DIRECTED BY RALPH FIENNES 

Translating Shakespearean plays to the silver screen is no easy feat. Unfortunately Coriolanus is a perfect example of an adaptation that completely misses the point. It comes off feeling contrived; a self-indulgent intellectual exercise by Fiennes and little more.

Based on the Shakespeare play, the film follows the rise and fall of the Roman General Caius Martius (Ralph Fiennes), as he battles the armies of Tullus Aufidius as well as the political machinations of those in Rome. Ceaseless manipulation generates a fraught environment, where the characters are constantly manoeuvring for power. Fiennes transplants this story into modern-day Rome, coupled with contemporary features of society such as mechanised warfare.

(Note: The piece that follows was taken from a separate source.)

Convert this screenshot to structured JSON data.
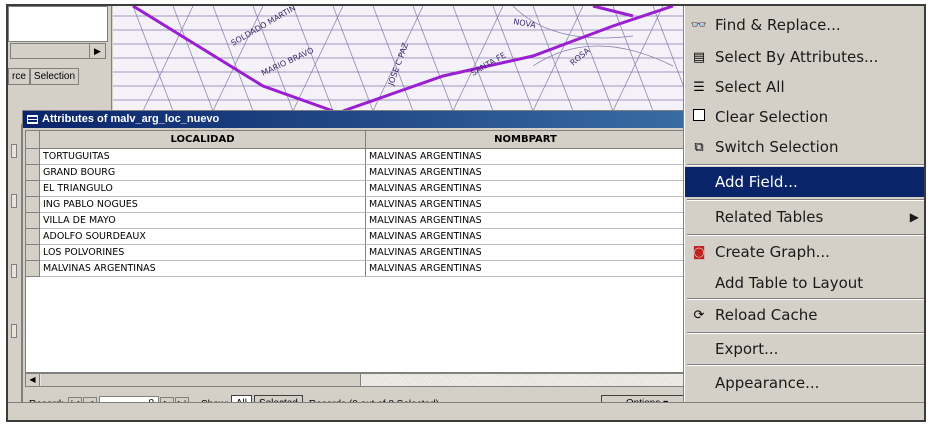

Despite this intriguing premise, the film suffers from its ill-conceived attempt to meld an older story and dialogue with a modern setting. It’s hard to empathise with any of the characters when they seem so disconnected from the world the film plants them in. A news anchor talking in Shakespearean English is jarring and only serves to strip away the cinematic illusion. Characters end up feeling more like anachronisms than actual people.

Furthermore there is an emotional gulf between what the film asks us to feel and what it actually evokes. Everything feels too melodramatic. The camera jerks around arithmetically to capture every unconvincingly staged and wooden public outburst, whilst Ralph Fiennes seems determined to bellow every single piece of dialogue. The film enters the realm of the absurd, with many scenes feeling ridiculous and out of place within this setting.

That’s not to say Coriolanus is wholly terrible. Fiennes demonstrates keen directorial insights and many of the performances are superb. Vanessa Redgrave in particular is astonishing as the mother with an insatiable lust for control. Indeed the film is polarising rather than objectively bad. Others have adored the film; this critic’s disenchantment may be isolated.

However, I cannot shake the feeling that on the whole the film simply does not work. There is evidence of directorial skill, but Coriolanus fails because it ends up feeling stilted and emotionally barren, turning it into an exercise in tedium.